I understand that in the fight for freedom, justice, fairness, and human rights, it’s critically important to believe in some form of transcendence, to keep one’s eyes on the prize. But let’s not gloss over the exact nature of the problem: people with enormous power will stop at nothing to keep and expand it, or grab it back when they feel it slipping. I’ve been watching the Neo-Confederacy “win the peace” my entire life, beginning most glaringly when Ronald Reagan chose a county fair near Philadelphia, Mississippi—the town where Civil Rights activists Chaney, Goodman, and Schwerner were murdered by the KKK just 16 years earlier—to stump on behalf of state’s rights. It was 1980, I was 15 and part of a highly politically aware social clique in an excellent private high school, and I understood immediately what Reagan’s dog whistle meant. More so than plenty of adults I knew.
As many a professional pundit has now noted, today’s Trumpers/GOP extremists don’t need Reaganesque dog whistles; they will openly admit that universal enfranchisement means Republicans of an extremist nature, i.e. pretty much all of them today, will not win elections. That’s because we are not, despite the seeming evidence, a far-right or theocratic nation, not by population numbers. We are an under-educated, terribly propagandized, myopic nation with more or less progressive ideals, held hostage by religious zealots, white supremacists, bad laws or good ones unenforced, and insanely wealthy celebrity CEOs.
Today, with neither the Senate nor the Supreme Court fully willing to uphold, protect, and enshrine voting for all Americans, especially our long-disenfranchised black and brown citizens; with our federal legal and legislative systems unable to wrap their arms fully around the violent insurrection attempt a year ago; with a level of uncontainable wealth- and power-hoarding by a few hundred families…it is hard to imagine a deep and genuine democratic revival.
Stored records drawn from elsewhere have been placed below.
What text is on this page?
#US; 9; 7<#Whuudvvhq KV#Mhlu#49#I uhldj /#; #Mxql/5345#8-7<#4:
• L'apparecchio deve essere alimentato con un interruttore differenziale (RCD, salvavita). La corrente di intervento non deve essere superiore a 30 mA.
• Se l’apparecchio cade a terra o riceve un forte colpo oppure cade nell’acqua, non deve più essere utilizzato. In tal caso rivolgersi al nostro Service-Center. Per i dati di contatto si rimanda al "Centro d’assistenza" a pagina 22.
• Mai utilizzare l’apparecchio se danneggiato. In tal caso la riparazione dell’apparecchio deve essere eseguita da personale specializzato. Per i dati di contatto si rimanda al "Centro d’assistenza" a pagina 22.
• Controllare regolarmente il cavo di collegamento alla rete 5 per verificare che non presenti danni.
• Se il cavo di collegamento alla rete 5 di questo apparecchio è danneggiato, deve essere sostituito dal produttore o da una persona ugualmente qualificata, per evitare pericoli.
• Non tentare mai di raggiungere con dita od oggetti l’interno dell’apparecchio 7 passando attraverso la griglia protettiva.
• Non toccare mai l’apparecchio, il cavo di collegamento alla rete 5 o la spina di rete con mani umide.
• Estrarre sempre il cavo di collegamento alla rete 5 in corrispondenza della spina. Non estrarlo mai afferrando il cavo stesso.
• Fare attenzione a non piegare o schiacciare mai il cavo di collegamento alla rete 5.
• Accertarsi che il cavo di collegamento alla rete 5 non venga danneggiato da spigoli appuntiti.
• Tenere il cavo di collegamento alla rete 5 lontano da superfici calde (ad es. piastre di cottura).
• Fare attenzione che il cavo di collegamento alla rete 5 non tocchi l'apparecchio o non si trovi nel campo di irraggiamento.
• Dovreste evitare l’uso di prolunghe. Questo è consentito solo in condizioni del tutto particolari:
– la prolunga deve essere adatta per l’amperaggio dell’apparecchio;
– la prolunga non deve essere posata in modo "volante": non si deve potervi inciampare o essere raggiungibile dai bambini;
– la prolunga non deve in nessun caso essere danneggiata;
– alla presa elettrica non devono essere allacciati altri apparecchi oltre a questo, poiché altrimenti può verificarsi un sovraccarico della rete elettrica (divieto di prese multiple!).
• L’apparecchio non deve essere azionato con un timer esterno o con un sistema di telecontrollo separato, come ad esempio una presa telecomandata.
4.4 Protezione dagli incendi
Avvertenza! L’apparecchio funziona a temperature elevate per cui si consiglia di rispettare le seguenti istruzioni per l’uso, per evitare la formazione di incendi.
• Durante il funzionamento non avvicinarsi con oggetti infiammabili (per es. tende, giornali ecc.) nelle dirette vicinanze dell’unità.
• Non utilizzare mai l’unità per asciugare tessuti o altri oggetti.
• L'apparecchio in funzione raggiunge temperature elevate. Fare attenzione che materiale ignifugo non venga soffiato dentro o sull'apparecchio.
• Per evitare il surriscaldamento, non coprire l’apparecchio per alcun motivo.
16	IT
(For a bit more information on this, see this recent Rolling Stone article about the doomed Voting Rights Act.)
I’m sorry for this bummer of a message. I’m refusing to sugarcoat it because this year, 2022, is an election year. There’s no waiting for 2024. Turnout in non-presidential years tends to be abysmal, and low turnout favors the retrograde forces that would make us over into a theocratic corporatocracy for good. The belief that only presidential elections matter is not democratic thinking, it’s a reversion to the ancient habit of believing that One Man will save and protect us. It is quasi-religion, it is celebrity worship, and it will never take the place of the boring, messy, slow work of democratic participation. Yes, we need ethical, effective, and visionary leaders. But they need us, too.
Forget about 2024. Start paying attention now.
I will funnel as much practical information this way as I can.